Oberlandesgericht Karlsruhe

Az: 8 U 47/06

Urteil vom 27.02.2007


In dem Rechtsstreit wegen Werklohnforderung hat der 8. Zivilsenat des Oberlandesgerichts Karlsruhe auf die mündliche Verhandlung vom 27. Februar 2007 für Recht erkannt:

I. Auf die Berufung der Beklagten wird das Urteil des Landgerichts Karlsruhe vom 13. Januar 2006 (13 O 133/03 KfH I) im Kostenpunkt aufgehoben und im Übrigen wie folgt abgeändert und neu gefasst:

1. Die Beklagte wird verurteilt, an die Klägerin 7.370,31 EUR nebst Zinsen hieraus in Höhe von jährlich 5 Prozentpunkten über dem Zinssatz der Spitzenrefinanzierungsfazilität der Europäischen Zentralbank seit dem 22.02.2003 bis zum 15.09.2003 und weitere Zinsen in Höhe von jährlich 8 Prozentpunkten über dem Basiszinssatz seit 16.09.2003 zu zahlen.

2. Im Übrigen wird die Klage abgewiesen.

II. Die weitergehende Berufung wird als unzulässig verworfen.

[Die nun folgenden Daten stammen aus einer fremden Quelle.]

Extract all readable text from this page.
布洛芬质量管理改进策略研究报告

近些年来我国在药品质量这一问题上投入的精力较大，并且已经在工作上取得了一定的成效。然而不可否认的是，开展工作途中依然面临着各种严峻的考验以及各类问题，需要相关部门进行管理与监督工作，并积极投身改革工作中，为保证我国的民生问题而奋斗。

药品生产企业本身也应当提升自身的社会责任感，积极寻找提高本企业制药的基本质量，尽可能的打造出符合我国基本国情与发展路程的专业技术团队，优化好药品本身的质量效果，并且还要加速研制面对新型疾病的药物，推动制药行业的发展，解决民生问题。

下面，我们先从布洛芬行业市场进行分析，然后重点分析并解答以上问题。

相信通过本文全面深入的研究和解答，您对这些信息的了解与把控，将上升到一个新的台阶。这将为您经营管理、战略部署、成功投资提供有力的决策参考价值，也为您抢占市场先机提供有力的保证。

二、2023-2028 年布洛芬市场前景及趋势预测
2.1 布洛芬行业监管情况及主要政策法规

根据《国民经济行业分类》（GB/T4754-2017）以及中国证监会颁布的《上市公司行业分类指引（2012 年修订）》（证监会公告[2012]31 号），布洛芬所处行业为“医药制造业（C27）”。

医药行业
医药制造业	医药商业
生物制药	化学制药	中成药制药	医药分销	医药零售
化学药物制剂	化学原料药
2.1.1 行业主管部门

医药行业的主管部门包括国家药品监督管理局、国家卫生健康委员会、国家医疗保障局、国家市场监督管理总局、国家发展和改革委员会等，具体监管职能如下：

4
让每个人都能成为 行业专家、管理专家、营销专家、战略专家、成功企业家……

III. 1. Von den Kosten des Rechtsstreits 1. Instanz tragen die Klägerin 97% einschließlich der außergerichtlichen Kosten der Streithelfer, die im Übrigen ihre Kosten auf sich behalten, und die Beklagte 3%.

2. Die Kosten des Berufungsverfahrens, einschließlich der durch die Nebenintervention verursachten Kosten, werden der Klägerin auferlegt.

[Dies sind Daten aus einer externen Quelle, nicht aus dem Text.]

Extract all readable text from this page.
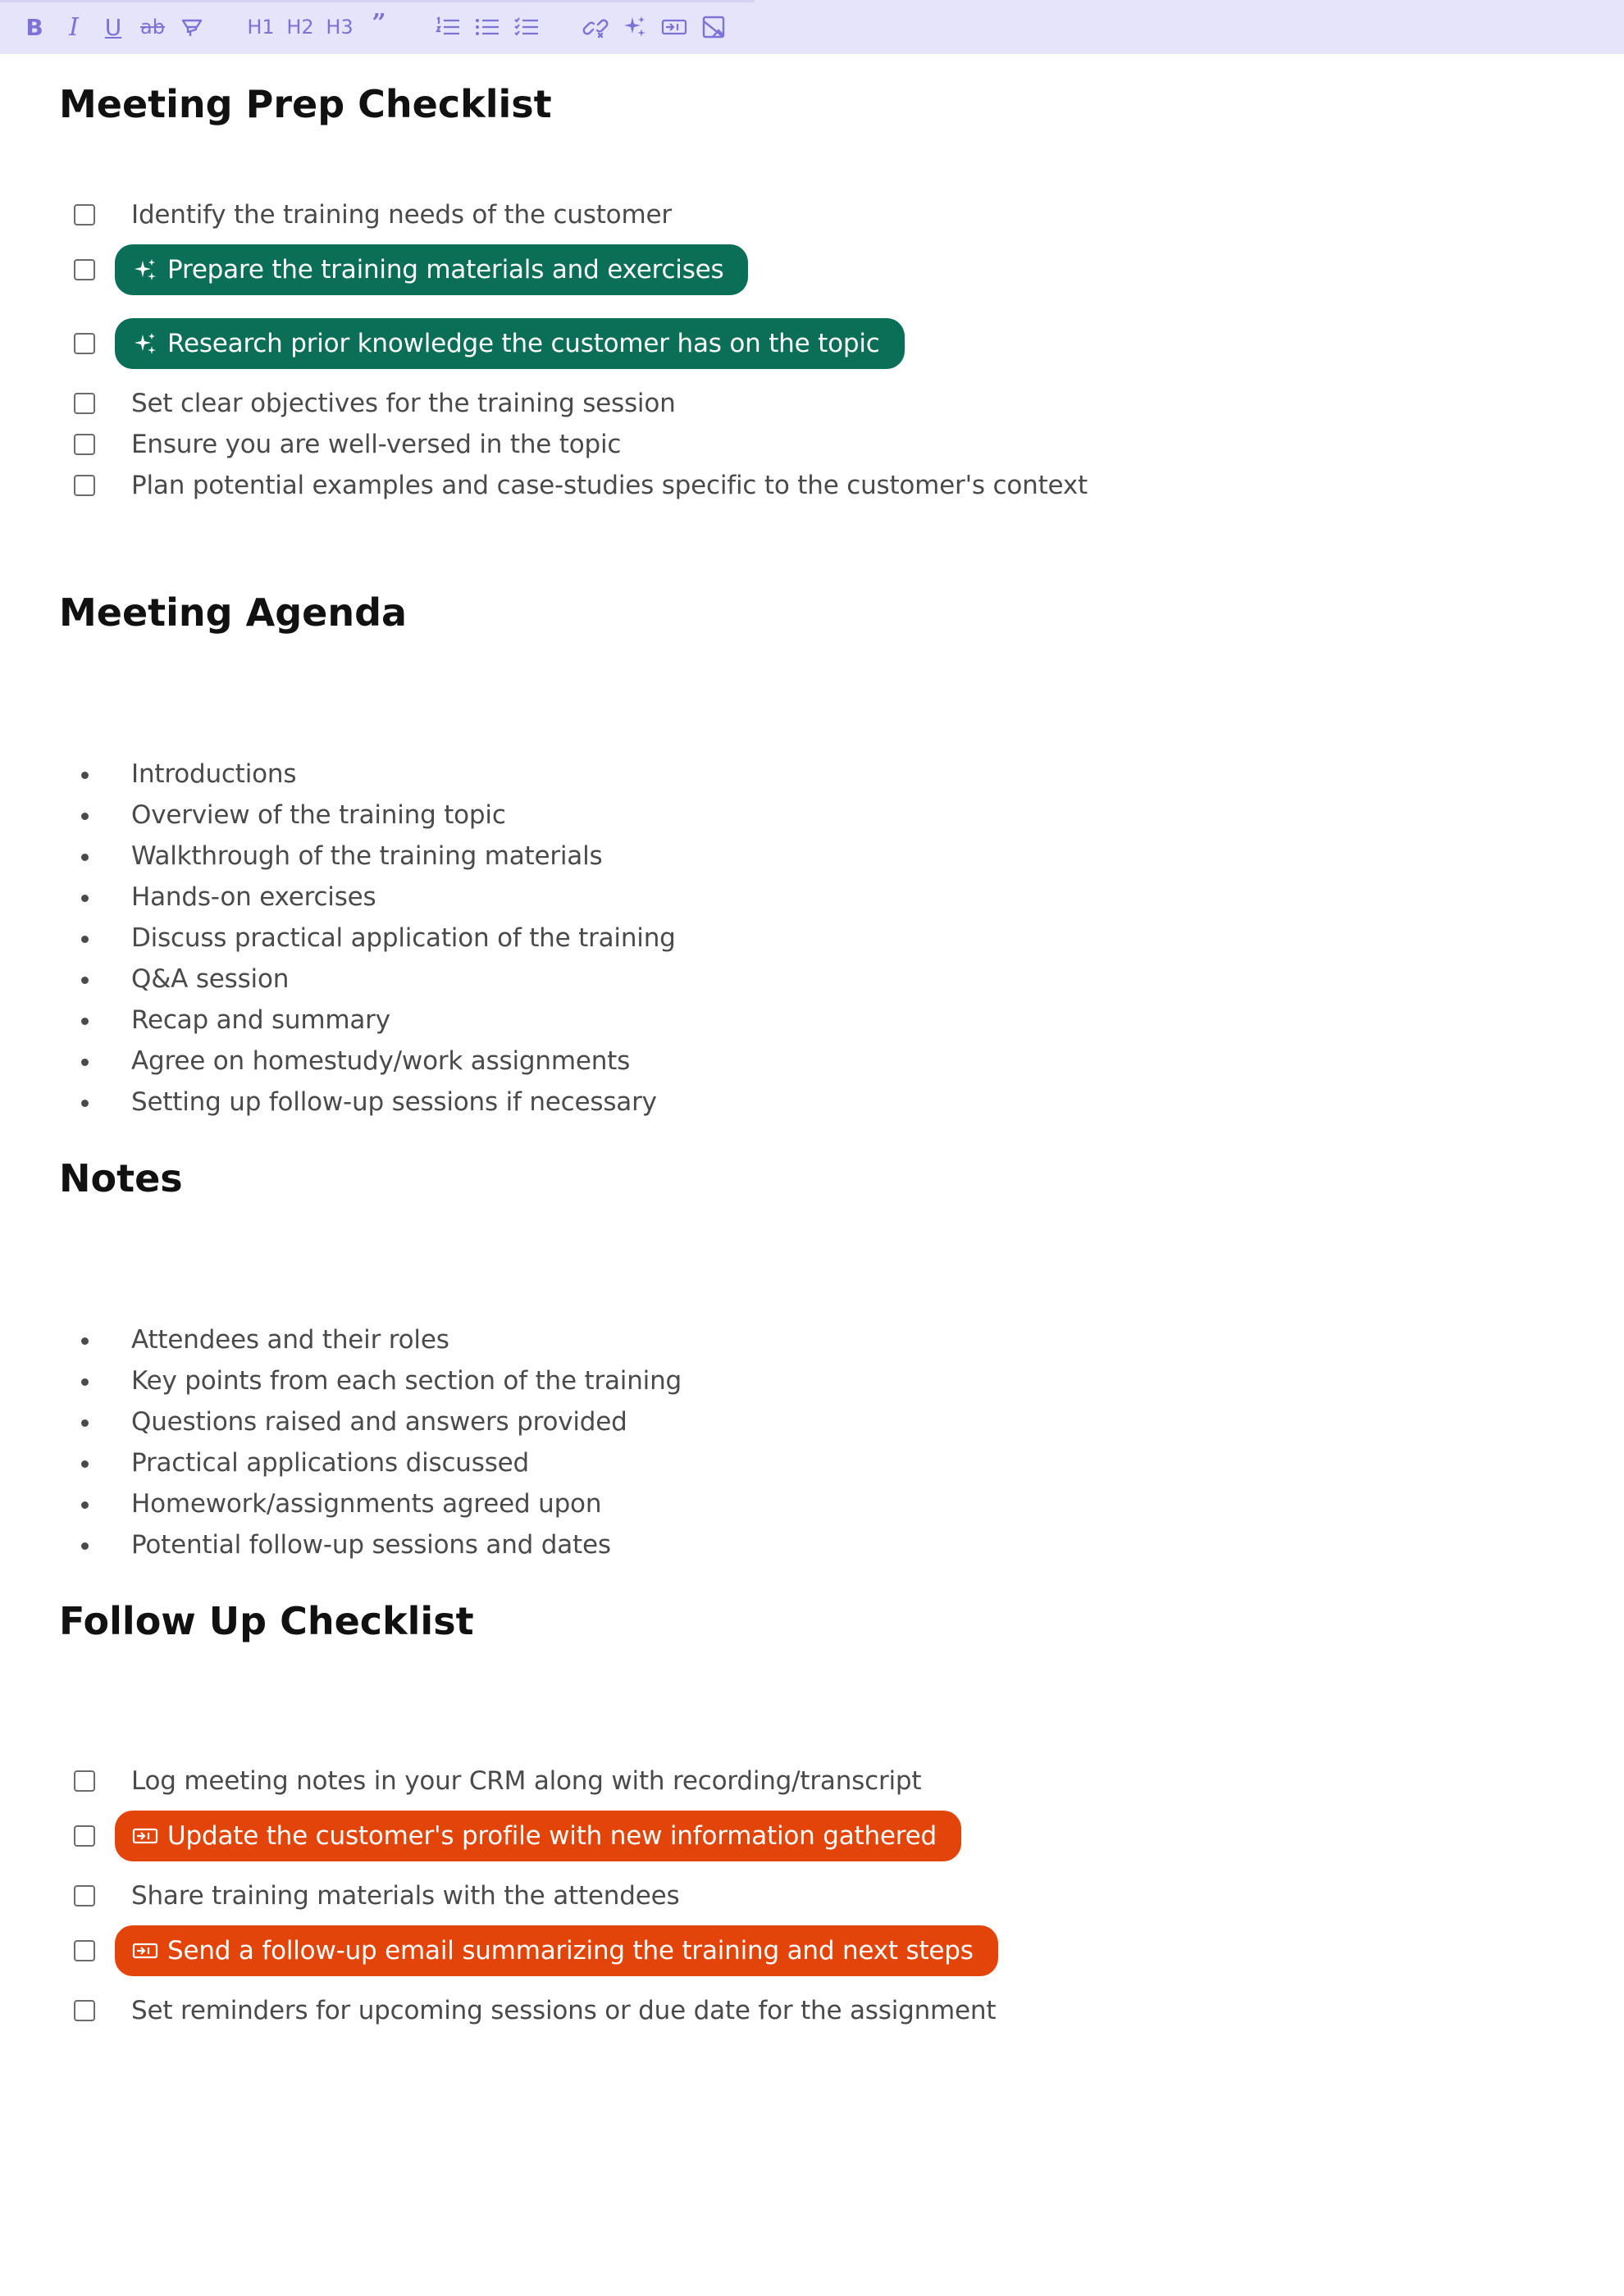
B	I	U ab	H1 H2 H3 ”
Meeting Prep Checklist
Identify the training needs of the customer
Prepare the training materials and exercises
Research prior knowledge the customer has on the topic
Set clear objectives for the training session
Ensure you are well-versed in the topic
Plan potential examples and case-studies specific to the customer's context
Meeting Agenda
Introductions
Overview of the training topic
Walkthrough of the training materials
Hands-on exercises
Discuss practical application of the training
Q&A session
Recap and summary
Agree on homestudy/work assignments
Setting up follow-up sessions if necessary
Notes
Attendees and their roles
Key points from each section of the training
Questions raised and answers provided
Practical applications discussed
Homework/assignments agreed upon
Potential follow-up sessions and dates
Follow Up Checklist
Log meeting notes in your CRM along with recording/transcript
Update the customer's profile with new information gathered
Share training materials with the attendees
Send a follow-up email summarizing the training and next steps
Set reminders for upcoming sessions or due date for the assignment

IV. Das Urteil ist vorläufig vollstreckbar.

V. Die Revision wird nicht zugelassen.

Vl. Der Streitwert des Berufungsverfahrens wird auf 16.246,94 EUR festgesetzt.

GRÜNDE

I.

Ohne Sachverhaltsdarstellung gem. §§ 540 Abs. 2, 313a Abs. 1 Satz 1 ZPO.

II.

Die Berufung ist unzulässig, soweit sie sich auch gegen die erfolgte Verurteilung zur Zahlung von Verzugszinsen für den Zeitraum vom 22.02.2003 – 15.09.2003 richtet. Insoweit fehlt es an der gemäß § 520 Abs. 3 ZPO erforderlichen Begründung, weshalb die Berufung in diesem Punkt als unzulässig zu verwerfen war (§ 522 Abs. 1 Satz 1 ZPO).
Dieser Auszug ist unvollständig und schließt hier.